Breakfast: is it really the most important meal of the day? For elementary school students, breakfast does play a role in academic success. A new study from Cardiff University’s Centre for the Development and Evaluation of Complex Interventions for Public Health Improvement (DECIPher) finds that there is a significant association between eating breakfast and doing well in school. The study is the largest to evaluate the longitudinal effects of breakfast on school performance. It offers the strongest evidence to-date of the importance of eating a healthy breakfast.

Kids and Breakfast

To find out how breakfast affected academic achievement, the researchers surveyed 5,000 students, aged 9 to 11, from more than 100 elementary schools. They gathered data about what children ate and drank throughout a period of just over 24 hours, which included two breakfasts. The researchers compared this information with Teacher Assessments conducted 6 to 18 months later.

Children who ate breakfast achieved better academic outcomes. Breakfast-eating children were twice as likely to receive an above average Teacher Assessment compared to children who did not eat breakfast.

One in five children reported eating unhealthy food for breakfast. The data revealed that eating an unhealthy breakfast of chips or candy did not have a positive impact on educational outcomes. Eating servings of fruits and vegetables throughout the day was also correlated to improved educational performance.

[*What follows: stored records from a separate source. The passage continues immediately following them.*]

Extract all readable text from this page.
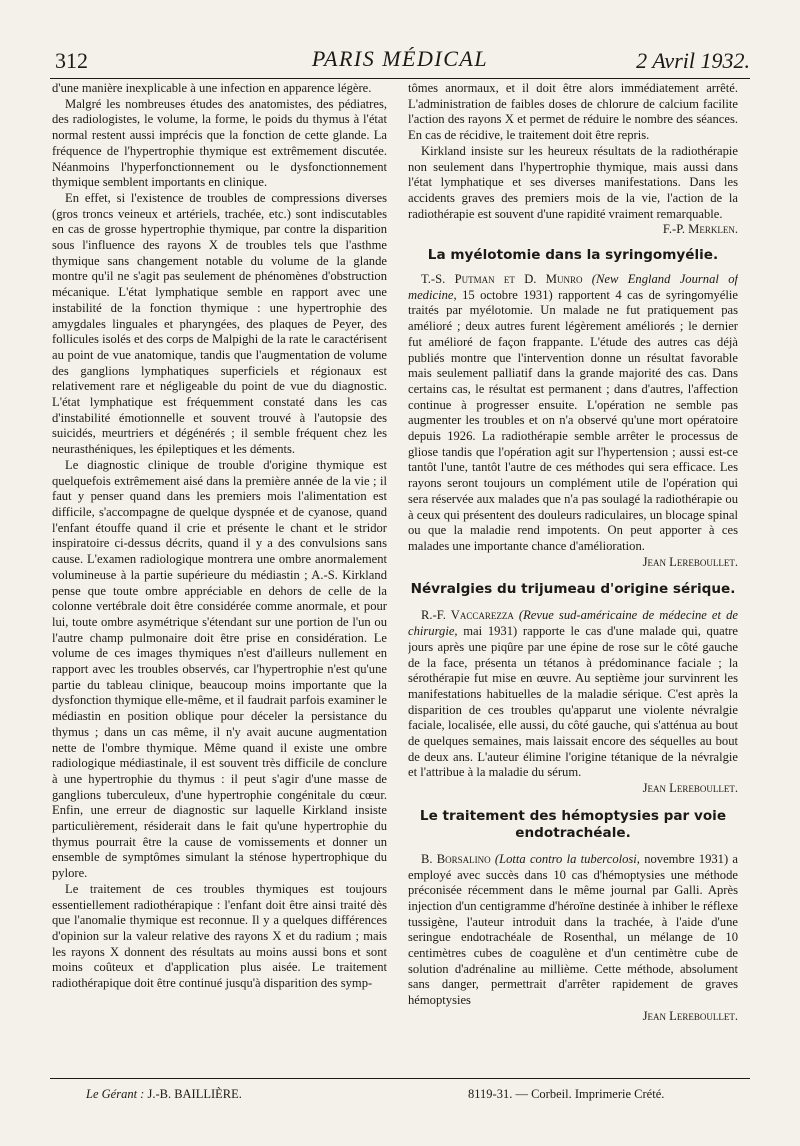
312	PARIS MÉDICAL	2 Avril 1932.

d'une manière inexplicable à une infection en apparence légère.

Malgré les nombreuses études des anatomistes, des pédiatres, des radiologistes, le volume, la forme, le poids du thymus à l'état normal restent aussi imprécis que la fonction de cette glande. La fréquence de l'hypertrophie thymique est extrêmement discutée. Néanmoins l'hyperfonctionnement ou le dysfonctionnement thymique semblent importants en clinique.

En effet, si l'existence de troubles de compressions diverses (gros troncs veineux et artériels, trachée, etc.) sont indiscutables en cas de grosse hypertrophie thymique, par contre la disparition sous l'influence des rayons X de troubles tels que l'asthme thymique sans changement notable du volume de la glande montre qu'il ne s'agit pas seulement de phénomènes d'obstruction mécanique. L'état lymphatique semble en rapport avec une instabilité de la fonction thymique : une hypertrophie des amygdales linguales et pharyngées, des plaques de Peyer, des follicules isolés et des corps de Malpighi de la rate le caractérisent au point de vue anatomique, tandis que l'augmentation de volume des ganglions lymphatiques superficiels et régionaux est relativement rare et négligeable du point de vue du diagnostic. L'état lymphatique est fréquemment constaté dans les cas d'instabilité émotionnelle et souvent trouvé à l'autopsie des suicidés, meurtriers et dégénérés ; il semble fréquent chez les neurasthéniques, les épileptiques et les déments.

Le diagnostic clinique de trouble d'origine thymique est quelquefois extrêmement aisé dans la première année de la vie ; il faut y penser quand dans les premiers mois l'alimentation est difficile, s'accompagne de quelque dyspnée et de cyanose, quand l'enfant étouffe quand il crie et présente le chant et le stridor inspiratoire ci-dessus décrits, quand il y a des convulsions sans cause. L'examen radiologique montrera une ombre anormalement volumineuse à la partie supérieure du médiastin ; A.-S. Kirkland pense que toute ombre appréciable en dehors de celle de la colonne vertébrale doit être considérée comme anormale, et pour lui, toute ombre asymétrique s'étendant sur une portion de l'un ou l'autre champ pulmonaire doit être prise en considération. Le volume de ces images thymiques n'est d'ailleurs nullement en rapport avec les troubles observés, car l'hypertrophie n'est qu'une partie du tableau clinique, beaucoup moins importante que la dysfonction thymique elle-même, et il faudrait parfois examiner le médiastin en position oblique pour déceler la persistance du thymus ; dans un cas même, il n'y avait aucune augmentation nette de l'ombre thymique. Même quand il existe une ombre radiologique médiastinale, il est souvent très difficile de conclure à une hypertrophie du thymus : il peut s'agir d'une masse de ganglions tuberculeux, d'une hypertrophie congénitale du cœur. Enfin, une erreur de diagnostic sur laquelle Kirkland insiste particulièrement, résiderait dans le fait qu'une hypertrophie du thymus pourrait être la cause de vomissements et donner un ensemble de symptômes simulant la sténose hypertrophique du pylore.

Le traitement de ces troubles thymiques est toujours essentiellement radiothérapique : l'enfant doit être ainsi traité dès que l'anomalie thymique est reconnue. Il y a quelques différences d'opinion sur la valeur relative des rayons X et du radium ; mais les rayons X donnent des résultats au moins aussi bons et sont moins coûteux et d'application plus aisée. Le traitement radiothérapique doit être continué jusqu'à disparition des symp-

tômes anormaux, et il doit être alors immédiatement arrêté. L'administration de faibles doses de chlorure de calcium facilite l'action des rayons X et permet de réduire le nombre des séances. En cas de récidive, le traitement doit être repris.

Kirkland insiste sur les heureux résultats de la radiothérapie non seulement dans l'hypertrophie thymique, mais aussi dans l'état lymphatique et ses diverses manifestations. Dans les accidents graves des premiers mois de la vie, l'action de la radiothérapie est souvent d'une rapidité vraiment remarquable.
F.-P. Merklen.

La myélotomie dans la syringomyélie.

T.-S. Putman et D. Munro (New England Journal of medicine, 15 octobre 1931) rapportent 4 cas de syringomyélie traités par myélotomie. Un malade ne fut pratiquement pas amélioré ; deux autres furent légèrement améliorés ; le dernier fut amélioré de façon frappante. L'étude des autres cas déjà publiés montre que l'intervention donne un résultat favorable mais seulement palliatif dans la grande majorité des cas. Dans certains cas, le résultat est permanent ; dans d'autres, l'affection continue à progresser ensuite. L'opération ne semble pas augmenter les troubles et on n'a observé qu'une mort opératoire depuis 1926. La radiothérapie semble arrêter le processus de gliose tandis que l'opération agit sur l'hypertension ; aussi est-ce tantôt l'une, tantôt l'autre de ces méthodes qui sera efficace. Les rayons seront toujours un complément utile de l'opération qui sera réservée aux malades que n'a pas soulagé la radiothérapie ou à ceux qui présentent des douleurs radiculaires, un blocage spinal ou que la maladie rend impotents. On peut apporter à ces malades une importante chance d'amélioration.
Jean Lereboullet.

Névralgies du trijumeau d'origine sérique.

R.-F. Vaccarezza (Revue sud-américaine de médecine et de chirurgie, mai 1931) rapporte le cas d'une malade qui, quatre jours après une piqûre par une épine de rose sur le côté gauche de la face, présenta un tétanos à prédominance faciale ; la sérothérapie fut mise en œuvre. Au septième jour survinrent les manifestations habituelles de la maladie sérique. C'est après la disparition de ces troubles qu'apparut une violente névralgie faciale, localisée, elle aussi, du côté gauche, qui s'atténua au bout de quelques semaines, mais laissait encore des séquelles au bout de deux ans. L'auteur élimine l'origine tétanique de la névralgie et l'attribue à la maladie du sérum.
Jean Lereboullet.

Le traitement des hémoptysies par voie endotrachéale.

B. Borsalino (Lotta contro la tubercolosi, novembre 1931) a employé avec succès dans 10 cas d'hémoptysies une méthode préconisée récemment dans le même journal par Galli. Après injection d'un centigramme d'héroïne destinée à inhiber le réflexe tussigène, l'auteur introduit dans la trachée, à l'aide d'une seringue endotrachéale de Rosenthal, un mélange de 10 centimètres cubes de coagulène et d'un centimètre cube de solution d'adrénaline au millième. Cette méthode, absolument sans danger, permettrait d'arrêter rapidement de graves hémoptysies
Jean Lereboullet.

Le Gérant : J.-B. BAILLIÈRE.	8119-31. — Corbeil. Imprimerie Crété.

Study authors state that the findings should inform educational policies regarding student health. “For schools, dedicating time and resources towards improving child health can be seen as an unwelcome diversion from their core business of educating pupils,” stated lead study author Hannah Littlecott of Cardiff University’s DECHIPher. “But this resistance to delivery of health improvement interventions overlooks the clear synergy between health and education.”

This research is published in the journal Public Health Nutrition.